King Bridei
Our forgotten Pictish King
The Battle of Dunnichen
If the Pictish army led by King Bridei had lost to the invading Angles at the Battle of Dunnichen, then Scotland as we know it today simply would not exist. It was one of the most important battles of our early medieval history, and this is reflected in the fact that we know more about it than any other single event in 7th century Scotland.
The Picts destroyed King Egfrith's Anglian army from Northumbria on May 20, 685, and their resounding victory helped form the political landscape of northern Britain for 200 years. They recovered territory, including Fife, which the Angles had occupied for almost 30 years.
There had been a Pictish rebellion. against Northumbrian control in 672, which had ended in bloody defeat. Northumbrian sources luridly, though probably with exaggeration, tell us that the victors were able to cross dry-shod over two rivers, so full were they of the bodies of slain Picts.
These rivers were the Carron and the Avon, near present-day Grangemouth. During much of this time, the border between Northumbria and Pictland was probably the Tay.
The Battle of Dunnichen ensured that this border was pushed south to its earlier position on the Firth of Forth, and it remained there until the disappearance of the Pictish realm towards 900, and the emergence of the new kingdom of the Scots. But in 685 King Egfrith was so sure about his control of southern Pictland that the Northumbrian Church had even founded a bishopric to look after its new ecclesiastical province. It was based at Abercorn on the southern shore of the Forth.
But the new bishop, Trumwine, felt so insecure after his king's defeat and death at Dunnichen that he and his household fled southwards, and that was the end of the bishopric of Abercorn. Because the battle was so well-known among all the peoples of the north, each had its own name for it. The Irish annals call it the battle of Dun Neachtain - Nechtan's hill fort – which is the origin of the modern parish and village name Dunnichen.
We do not know the Nechtan who is being referred to here, but it was the name of several Pictish kings, including Bridei's grandfather.
Dún Neachtain may well have been a royal stronghold in the 7th century. It applied originally to the hill and hill-fort overlooking the site of the battle.
The defeated Angles called the battle site Nechtansmere - Nechtan's loch. It refers to the same Nechtan, but with the emphasis on the low-lying wetlands where the battle actually took place.
But what name did the Picts themselves give to the battle?
The most obvious would be the Pictish equivalent of Dun Neachtain, something like Dun Naiton.
However, the Welsh-speaking British of Strathclyde and Dunbartonshire called it the battle of Linn Garan, we know that the Pictish language is closely related to Welsh, so it is likely that the British got this name from the Picts. It refers, of course, to that body of water called Nechtansmere by the Angles.

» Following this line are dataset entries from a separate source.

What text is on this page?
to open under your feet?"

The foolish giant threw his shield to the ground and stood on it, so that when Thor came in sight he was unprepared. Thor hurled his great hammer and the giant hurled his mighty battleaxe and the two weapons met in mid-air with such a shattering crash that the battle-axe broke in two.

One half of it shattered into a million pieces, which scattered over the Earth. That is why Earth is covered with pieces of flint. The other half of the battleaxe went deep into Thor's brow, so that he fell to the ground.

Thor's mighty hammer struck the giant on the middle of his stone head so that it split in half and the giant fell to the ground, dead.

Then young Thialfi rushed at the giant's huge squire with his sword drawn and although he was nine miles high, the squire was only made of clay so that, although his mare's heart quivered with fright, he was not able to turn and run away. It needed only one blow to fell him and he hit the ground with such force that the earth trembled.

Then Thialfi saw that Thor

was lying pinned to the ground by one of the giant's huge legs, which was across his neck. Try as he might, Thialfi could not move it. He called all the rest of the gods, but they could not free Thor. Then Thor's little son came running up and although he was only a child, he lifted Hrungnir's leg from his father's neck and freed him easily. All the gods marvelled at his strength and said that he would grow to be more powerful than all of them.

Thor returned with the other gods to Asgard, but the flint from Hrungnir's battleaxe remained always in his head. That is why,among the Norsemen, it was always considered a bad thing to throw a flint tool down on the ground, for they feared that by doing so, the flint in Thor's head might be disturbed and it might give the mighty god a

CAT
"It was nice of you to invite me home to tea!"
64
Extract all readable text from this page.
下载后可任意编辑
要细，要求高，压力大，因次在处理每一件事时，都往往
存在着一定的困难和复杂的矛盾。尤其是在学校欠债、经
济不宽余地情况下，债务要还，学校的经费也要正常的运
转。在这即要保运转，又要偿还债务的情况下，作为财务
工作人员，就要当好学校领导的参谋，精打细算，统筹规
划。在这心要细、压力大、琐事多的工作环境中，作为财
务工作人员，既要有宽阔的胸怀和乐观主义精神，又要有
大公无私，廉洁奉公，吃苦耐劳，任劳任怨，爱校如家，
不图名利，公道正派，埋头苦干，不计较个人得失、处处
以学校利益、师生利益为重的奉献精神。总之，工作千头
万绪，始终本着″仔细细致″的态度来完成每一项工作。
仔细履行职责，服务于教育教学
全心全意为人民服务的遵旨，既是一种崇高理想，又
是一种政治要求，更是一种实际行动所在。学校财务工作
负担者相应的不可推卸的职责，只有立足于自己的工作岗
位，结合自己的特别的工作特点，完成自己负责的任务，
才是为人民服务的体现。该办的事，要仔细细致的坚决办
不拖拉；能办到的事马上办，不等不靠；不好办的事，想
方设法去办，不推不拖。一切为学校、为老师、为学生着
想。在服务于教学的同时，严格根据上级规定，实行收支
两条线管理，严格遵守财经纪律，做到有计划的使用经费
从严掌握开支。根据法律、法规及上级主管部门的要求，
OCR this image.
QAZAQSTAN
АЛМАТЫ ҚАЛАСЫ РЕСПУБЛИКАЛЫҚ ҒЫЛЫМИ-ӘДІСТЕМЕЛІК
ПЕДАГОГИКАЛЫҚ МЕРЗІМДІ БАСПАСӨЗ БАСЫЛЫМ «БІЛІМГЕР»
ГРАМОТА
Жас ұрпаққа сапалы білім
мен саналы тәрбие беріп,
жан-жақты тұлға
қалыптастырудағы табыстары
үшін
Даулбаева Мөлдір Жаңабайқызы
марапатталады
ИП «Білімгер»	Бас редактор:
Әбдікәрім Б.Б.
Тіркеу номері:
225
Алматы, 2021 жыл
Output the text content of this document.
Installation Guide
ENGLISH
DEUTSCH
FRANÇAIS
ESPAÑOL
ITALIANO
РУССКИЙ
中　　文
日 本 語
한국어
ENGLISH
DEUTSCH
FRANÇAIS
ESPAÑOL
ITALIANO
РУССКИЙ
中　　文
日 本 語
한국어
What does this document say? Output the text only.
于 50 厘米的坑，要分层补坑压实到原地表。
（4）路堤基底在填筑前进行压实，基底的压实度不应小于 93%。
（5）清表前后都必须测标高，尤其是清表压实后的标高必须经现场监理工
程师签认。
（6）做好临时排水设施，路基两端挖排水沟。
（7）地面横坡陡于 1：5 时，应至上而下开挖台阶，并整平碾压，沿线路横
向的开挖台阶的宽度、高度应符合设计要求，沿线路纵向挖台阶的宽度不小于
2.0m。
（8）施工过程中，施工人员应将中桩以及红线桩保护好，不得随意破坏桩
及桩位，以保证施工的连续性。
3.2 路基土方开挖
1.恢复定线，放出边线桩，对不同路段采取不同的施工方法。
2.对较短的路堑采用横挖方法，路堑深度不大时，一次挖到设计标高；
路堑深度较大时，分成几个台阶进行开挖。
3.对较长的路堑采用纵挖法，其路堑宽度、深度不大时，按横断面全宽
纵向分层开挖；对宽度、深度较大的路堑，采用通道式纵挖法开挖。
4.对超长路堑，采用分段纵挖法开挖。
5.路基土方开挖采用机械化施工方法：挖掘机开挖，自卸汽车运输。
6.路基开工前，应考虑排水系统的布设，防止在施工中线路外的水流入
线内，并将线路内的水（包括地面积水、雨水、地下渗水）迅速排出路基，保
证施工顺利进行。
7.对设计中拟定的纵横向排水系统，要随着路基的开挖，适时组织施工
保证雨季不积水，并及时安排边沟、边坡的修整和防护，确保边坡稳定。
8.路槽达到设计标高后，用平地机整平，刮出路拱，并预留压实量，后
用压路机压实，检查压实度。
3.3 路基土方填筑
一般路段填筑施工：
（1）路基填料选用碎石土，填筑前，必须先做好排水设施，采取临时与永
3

We know nothing about the general strategy of the battle, beyond the fact that the Northumbrians fell into some kind of trap, lured into an ambush by a group of Pictish warriors pretending to flee. The Northumbrian army may have been advancing up Strathmore from Perth, as Graeme Cruickshank suggests in his detailed booklet on the Battle of Dunnichen – and so would have been diverted from their route just north-east of Forfar.
It is quite possible that they were aiming for the key Pictish fortress of Dunnottar on the coast south of Stonehaven.
From whatever direction the Northumbrians approached Dunnichen, they certainly found themselves in a very dangerous position, between the high-ground of Dunnichen Hill occupied by the full strength of the Pictish army on one side, and a boggy loch on the other.
It is ironic that we know much less about the victorious king Bridei, the son of Bile, than about his defeated enemy, Egfrith. The two kings were cousins, scarcely surprising given the importance of marriage alliances among ruling dynasties of neighbouring kingdoms.
Bridei was proclaimed king – in at least part of Pictland – after the Pictish defeat at the hands of Northumbrians in 672. In the 13 years between becoming king, and the Battle of Dunnichen, we have only one brief mention of him in the annals. That was in 682 when he laid waste to Orkney. This may have been part of his strategy to unite, by force if necessary, all the Pictish peoples under one king, with the long-term aim of ousting the Northumbrians from occupied Pictish territory.
After Dunnichen, he remained king until his death in 693, and was buried on lona.